Strickland cited a 2011 study the commission prepared for the Business Council in Roanoke that showed that art organizations in the Roanoke region receive more funding from local government than the national average and more revenue per capita than five comparable metropolitan statistical areas, including Asheville, N.C.
Morrill built on that foundation: “We are a community that supports the arts.” Roanoke government has continued to provide arts funding despite the economic downturn, he said, and worked to create new grants that encourage arts organizations to collaborate. The city’s arts commission is exploring how the city could create an endowment to help arts and cultural groups cover operating costs.
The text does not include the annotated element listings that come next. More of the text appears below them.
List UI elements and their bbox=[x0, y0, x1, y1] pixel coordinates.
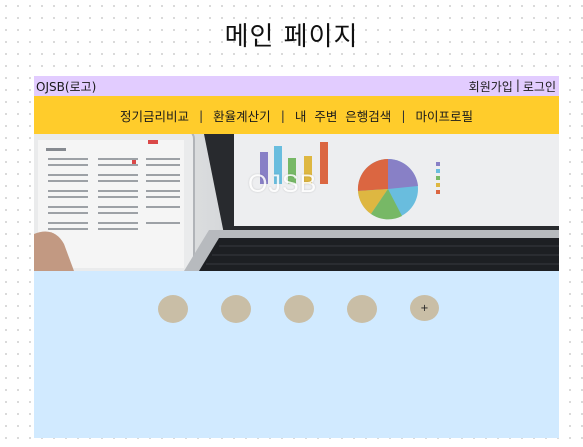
shortcut-circle[interactable] bbox=[284, 295, 314, 323]
site-frame: OJSB(로고) 회원가입 | 로그인 정기금리비교 | 환율계산기 | 내 주… bbox=[34, 76, 559, 438]
nav-separator: | bbox=[401, 107, 406, 123]
page-title: 메인 페이지 bbox=[224, 22, 359, 52]
add-shortcut-button[interactable]: + bbox=[410, 295, 439, 321]
hero-overlay-text: OJSB bbox=[248, 170, 318, 198]
plus-icon: + bbox=[420, 302, 429, 314]
login-link[interactable]: 로그인 bbox=[523, 78, 556, 95]
main-content: + bbox=[34, 271, 559, 438]
auth-separator: | bbox=[515, 77, 520, 92]
shortcut-circles: + bbox=[158, 295, 439, 323]
auth-links: 회원가입 | 로그인 bbox=[469, 78, 556, 95]
nav-separator: | bbox=[280, 107, 285, 123]
nav-item-nearby-bank-search[interactable]: 내 주변 은행검색 bbox=[295, 106, 391, 125]
nav-item-rate-compare[interactable]: 정기금리비교 bbox=[120, 106, 189, 125]
main-nav: 정기금리비교 | 환율계산기 | 내 주변 은행검색 | 마이프로필 bbox=[34, 96, 559, 134]
shortcut-circle[interactable] bbox=[347, 295, 377, 323]
hero-image bbox=[34, 134, 559, 271]
nav-item-my-profile[interactable]: 마이프로필 bbox=[416, 106, 474, 125]
shortcut-circle[interactable] bbox=[158, 295, 188, 323]
shortcut-circle[interactable] bbox=[221, 295, 251, 323]
top-bar: OJSB(로고) 회원가입 | 로그인 bbox=[34, 76, 559, 96]
brand-logo[interactable]: OJSB(로고) bbox=[36, 78, 96, 95]
nav-item-exchange-calculator[interactable]: 환율계산기 bbox=[213, 106, 271, 125]
nav-separator: | bbox=[198, 107, 204, 123]
signup-link[interactable]: 회원가입 bbox=[469, 78, 513, 95]
hero-banner: OJSB bbox=[34, 134, 559, 271]
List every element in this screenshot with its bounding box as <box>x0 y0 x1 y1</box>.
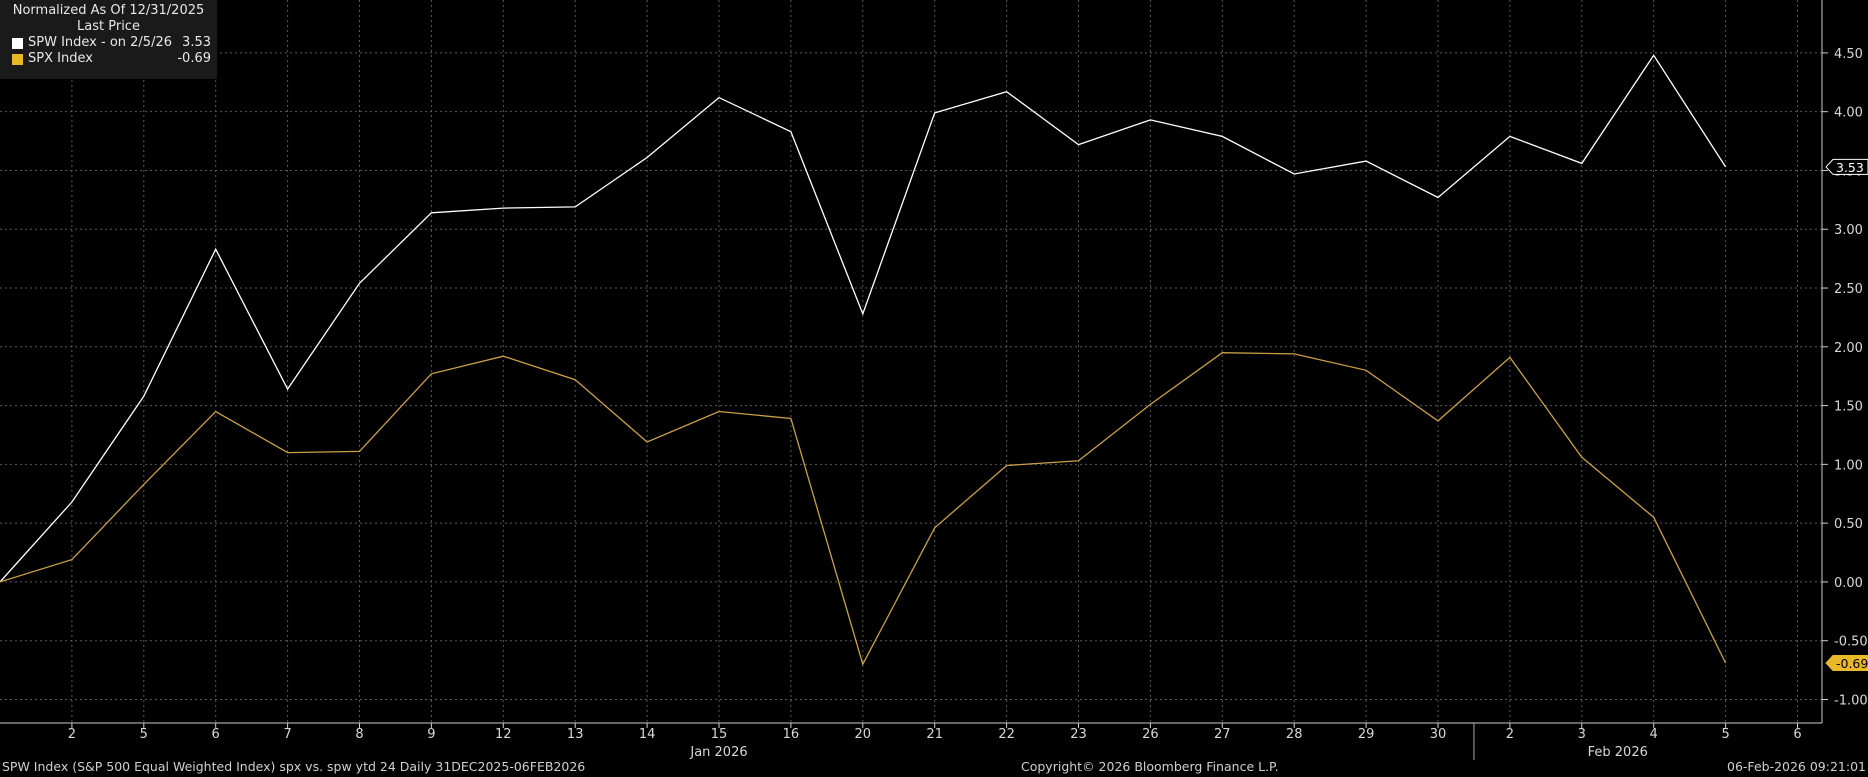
x-tick-label: 3 <box>1578 727 1586 742</box>
x-tick-label: 26 <box>1142 727 1159 742</box>
y-tick-label: 2.00 <box>1834 341 1863 356</box>
legend-swatch-spw <box>12 38 23 49</box>
y-tick-label: 2.50 <box>1834 282 1863 297</box>
x-tick-label: 28 <box>1286 727 1303 742</box>
footer-copyright: Copyright© 2026 Bloomberg Finance L.P. <box>1021 759 1279 774</box>
y-tick-label: 4.50 <box>1834 47 1863 62</box>
legend-value-spx: -0.69 <box>177 51 211 66</box>
x-tick-label: 5 <box>140 727 148 742</box>
x-tick-label: 27 <box>1214 727 1231 742</box>
y-tick-label: -0.50 <box>1834 635 1868 650</box>
x-tick-label: 29 <box>1358 727 1375 742</box>
legend: Normalized As Of 12/31/2025 Last Price S… <box>0 0 217 79</box>
legend-header-normalized: Normalized As Of 12/31/2025 <box>12 3 205 18</box>
legend-label-spw: SPW Index - on 2/5/26 <box>28 35 172 50</box>
x-tick-label: 6 <box>1793 727 1801 742</box>
x-tick-label: 21 <box>926 727 943 742</box>
x-tick-label: 4 <box>1650 727 1658 742</box>
x-tick-label: 9 <box>427 727 435 742</box>
y-tick-label: -1.00 <box>1834 693 1868 708</box>
line-chart: 4.504.003.503.002.502.001.501.000.500.00… <box>0 0 1868 760</box>
footer-description: SPW Index (S&P 500 Equal Weighted Index)… <box>2 759 586 774</box>
y-tick-label: 4.00 <box>1834 106 1863 121</box>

In the past the city has tended to give funds to capital campaigns. “We’ve realized now we need to focus on sustainability,” he said. “We can’t figure out how much we need to raise until we figure out what the needs are.”
Strickland tossed out a statistic referred to frequently for the remainder of the discussion. According to Americans for the Arts, from 2003 to 2010 a new arts organization was created in the U.S. every three hours.
During the question-and-answer period, Hollins University theater professor Todd Ristau suggested that the rate of new organizations being formed wasn’t a sign of supply outstripping demand, but a sign that larger, more established organizations weren’t meeting the needs of emerging artists, making them feel the need to set off on their own.
Waalkes, the head of a $100 million institution scheduled to open in the fall, said that diversity in the arts is crucial. “We need the local pottery studios,” she said. “We need amateur theater.” She compared the arts to sports, saying the presence of a professional team in a city doesn’t eliminate the community’s need for amateur teams.
Moorefield cited data gathered by Dun and Bradstreet for a 2012 study that said arts-related businesses employ 76,000 in Virginia as further evidence the arts should be regarded as an industry. A board member of the Virginia Commission for the Arts, she described the challenges of making state legislators understand that funding for education should include the arts, and said the arts community needs to be better at communicating what it has to offer.
“What’s the environment that we need to create to ensure that the arts have the maximum economic impact?” Mickenberg said. Afterward, he said that though he himself would have liked more concrete solutions to many of the questions, he hoped that the discussions sparked by the panel will continue.